Al Mujiib artinya Yang Maha Mengabulkan doa orang-orang yang meminta, dan ibadah orang yang meminta ibadahnya diterima.
Pengabulan Allah terbagi dua macam yaitu:
1. Pengabulan umum bagi setiap doa (doa ibadah maupun doa permintaan)
Allah Ta’alaa berfirman:

وقل ربكم ادعوني أستجب لكم
”Dan Tuhanmu berfirman, ‘Berdoalah kepada-KU, niscaya akan KU perkenankan bagimu’.” (Q.S. Ghoofir: 60)
Allah mengabulkan tiap doa orang (yang taat dan ingkar) yang meminta kepada-NYA menurut kondisi yang mendukung dan menurut hikmah-NYA. Ini merupakan bukti kemurahan dan keluasan kebajikan-NYA.

2. Pengabulan khusus.
Sebab-sebab pengabulan khusus antara lain:
a. Orang yang sedang dihimpit kesusahan besar.
Firman Allah Ta’alaa:

أمن يجيب المضطر إذا دعاه
”Atau siapakah yang memperkenankan (doa) orang yang dalam kesulitan apa bila ia berdoa kepada-NYA.” (Q.S. An Naml: 62)

b. Perjalanan jauh dan tawasul kepada Allah dengan perantara yang paling dicintai-NYA, yaitu Nama-Nama dan sifat-sifat Allah, doa. Begitu juga doa orang yang sakit, teraniaya, orang yang berpuasa, doa orang tua untuk anaknya, dan doa pada waktu dan kondisi yang mulia (usai sholat, waktu sahur sebelum subuh, antara adzan dan iqomah, saat turun hujan, dan saat terkena bencana besar)
Firman Allah Ta’alaa:

إن ربي قريب مجيب
”Sesungguhnya Tuhanku sangat dekat (rahmat-NYA) lagi maha mengabulkan (doa-doa hamba-NYA).” (Q.S. Huud: 61)

Diantara Nama-nama Allah Ta’alaa adalah Asy Syaakir Asy Syakuur, yang tidak menyianyiakan usaha orang-orang yang beramal mengharap ridho-NYA, namun DIA melipat gandakannya.

Allah telah memberitakan dalam Kitab dan Sunnah Nabi-NYA, tentang penggandaan kebaikan menjadi 10 kali lipat hingga 700 kali lipat, bahkan lebih besar dari itu.

Barang siapa meninggalkan sesuatu karena Allah, maka Allah akan mengganti yang lebih baik darinya.
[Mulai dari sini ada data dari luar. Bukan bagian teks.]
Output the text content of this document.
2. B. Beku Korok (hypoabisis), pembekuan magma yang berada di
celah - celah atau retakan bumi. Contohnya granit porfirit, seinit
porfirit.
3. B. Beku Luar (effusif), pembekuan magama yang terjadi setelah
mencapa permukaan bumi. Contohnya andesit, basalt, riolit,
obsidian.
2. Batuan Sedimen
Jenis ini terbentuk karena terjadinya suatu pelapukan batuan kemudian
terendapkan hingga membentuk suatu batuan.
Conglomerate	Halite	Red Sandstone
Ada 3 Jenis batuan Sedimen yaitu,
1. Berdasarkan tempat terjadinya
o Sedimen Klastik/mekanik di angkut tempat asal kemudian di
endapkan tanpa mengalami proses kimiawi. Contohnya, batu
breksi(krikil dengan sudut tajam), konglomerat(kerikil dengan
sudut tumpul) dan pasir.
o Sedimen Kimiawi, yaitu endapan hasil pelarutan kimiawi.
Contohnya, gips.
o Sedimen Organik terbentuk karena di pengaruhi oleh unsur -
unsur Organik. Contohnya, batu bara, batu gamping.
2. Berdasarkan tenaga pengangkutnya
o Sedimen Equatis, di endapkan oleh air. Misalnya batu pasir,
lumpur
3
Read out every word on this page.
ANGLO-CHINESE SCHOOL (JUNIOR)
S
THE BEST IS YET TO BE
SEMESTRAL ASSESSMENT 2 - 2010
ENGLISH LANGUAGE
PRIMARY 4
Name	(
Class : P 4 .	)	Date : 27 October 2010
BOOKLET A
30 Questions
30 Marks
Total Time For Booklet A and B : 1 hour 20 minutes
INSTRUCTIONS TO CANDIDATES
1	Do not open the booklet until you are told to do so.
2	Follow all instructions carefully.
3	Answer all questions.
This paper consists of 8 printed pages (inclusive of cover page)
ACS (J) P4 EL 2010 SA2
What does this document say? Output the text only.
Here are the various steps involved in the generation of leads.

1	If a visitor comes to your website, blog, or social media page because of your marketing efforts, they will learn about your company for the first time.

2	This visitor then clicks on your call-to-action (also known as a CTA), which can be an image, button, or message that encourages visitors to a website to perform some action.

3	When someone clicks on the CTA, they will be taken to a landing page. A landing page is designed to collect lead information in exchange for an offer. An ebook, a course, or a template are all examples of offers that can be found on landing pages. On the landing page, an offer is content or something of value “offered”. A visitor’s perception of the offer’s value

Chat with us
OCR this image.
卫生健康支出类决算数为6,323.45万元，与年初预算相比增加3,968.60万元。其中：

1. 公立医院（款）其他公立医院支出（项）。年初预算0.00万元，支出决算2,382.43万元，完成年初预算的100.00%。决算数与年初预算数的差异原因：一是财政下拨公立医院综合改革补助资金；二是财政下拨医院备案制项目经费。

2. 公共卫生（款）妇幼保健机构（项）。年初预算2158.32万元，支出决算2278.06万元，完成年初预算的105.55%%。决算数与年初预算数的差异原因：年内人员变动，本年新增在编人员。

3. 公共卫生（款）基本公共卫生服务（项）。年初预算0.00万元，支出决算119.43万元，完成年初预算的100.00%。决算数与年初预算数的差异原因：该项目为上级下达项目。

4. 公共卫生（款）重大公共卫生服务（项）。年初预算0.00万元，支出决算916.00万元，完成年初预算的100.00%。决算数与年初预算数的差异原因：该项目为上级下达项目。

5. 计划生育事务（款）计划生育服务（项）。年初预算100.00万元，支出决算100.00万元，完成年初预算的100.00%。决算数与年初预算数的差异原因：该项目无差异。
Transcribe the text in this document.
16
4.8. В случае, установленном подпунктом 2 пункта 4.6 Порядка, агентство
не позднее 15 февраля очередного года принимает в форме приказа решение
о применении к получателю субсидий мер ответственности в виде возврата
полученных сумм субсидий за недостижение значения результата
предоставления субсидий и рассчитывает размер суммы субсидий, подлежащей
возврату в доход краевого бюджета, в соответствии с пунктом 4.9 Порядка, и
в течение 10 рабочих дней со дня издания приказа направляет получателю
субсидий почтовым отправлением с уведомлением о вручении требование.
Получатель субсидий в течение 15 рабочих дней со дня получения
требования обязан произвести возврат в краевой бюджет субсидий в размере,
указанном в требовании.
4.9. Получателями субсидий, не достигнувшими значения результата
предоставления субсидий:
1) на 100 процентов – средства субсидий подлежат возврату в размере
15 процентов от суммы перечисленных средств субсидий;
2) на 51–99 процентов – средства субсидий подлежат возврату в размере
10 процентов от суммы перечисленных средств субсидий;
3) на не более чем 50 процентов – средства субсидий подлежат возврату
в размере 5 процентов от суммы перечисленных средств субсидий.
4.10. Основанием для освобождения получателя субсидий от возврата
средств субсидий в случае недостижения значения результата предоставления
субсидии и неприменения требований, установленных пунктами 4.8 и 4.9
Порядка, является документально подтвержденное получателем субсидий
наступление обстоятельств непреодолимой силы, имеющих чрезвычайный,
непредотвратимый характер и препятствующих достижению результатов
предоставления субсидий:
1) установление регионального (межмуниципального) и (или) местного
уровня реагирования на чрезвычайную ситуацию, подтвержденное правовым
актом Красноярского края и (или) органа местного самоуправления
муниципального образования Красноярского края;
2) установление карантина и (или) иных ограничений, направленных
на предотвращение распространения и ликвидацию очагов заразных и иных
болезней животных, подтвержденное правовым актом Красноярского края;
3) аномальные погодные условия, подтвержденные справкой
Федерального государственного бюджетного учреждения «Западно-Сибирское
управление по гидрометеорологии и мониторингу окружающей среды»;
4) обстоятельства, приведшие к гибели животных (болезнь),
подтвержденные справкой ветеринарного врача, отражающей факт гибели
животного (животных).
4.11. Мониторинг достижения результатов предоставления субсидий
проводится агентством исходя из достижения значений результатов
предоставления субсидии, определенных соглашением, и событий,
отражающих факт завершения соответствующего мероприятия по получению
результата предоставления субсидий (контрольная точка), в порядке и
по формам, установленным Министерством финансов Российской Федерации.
Semua itu bukan kewajiban bagi Allah, tapi Diri-NYA sendiri yang
mewajibkannya sebagai suatu kemurahan dari-NYA.
Allah Ta’alaa berfirman:

لا يسأل عما يفعل وهم يسألون
”DIA tidak ditanya tentang apa yang diperbuat-NYA, dan merekalah yang akan ditanyai.” (Q.S. Al Anbiyaa’:23)

Jadi Allah tidak wajib memberi pahala kepada ketaatan dan tidak wajib memberi hukuman kepada kemaksiatan. Pahala murni fadhilah serta kebaikan-NYA, dan hukuman murni keadilan serta hikmah-NYA.
Allah Ta’alaa berfirman:

كتب ربكم على نفسه الرحمة أنه من عمل منكم سوءا بجهالة ثم تاب من بعده وأصلح فإنه غفور رحيم
”Tuhanmu telah menetapkan atas diri-NYA kasih sayang, bahwa barang siapa yang berbuat kejahatan diantara kamu karena kejahilan, kemudian ia bertobat setelah mengerjakannya dan melakukan perbaikan, maka sesungguhnya Allah Maha Pengampun lagi Maha Penyayang.” (Q.S. Al An’aam :47)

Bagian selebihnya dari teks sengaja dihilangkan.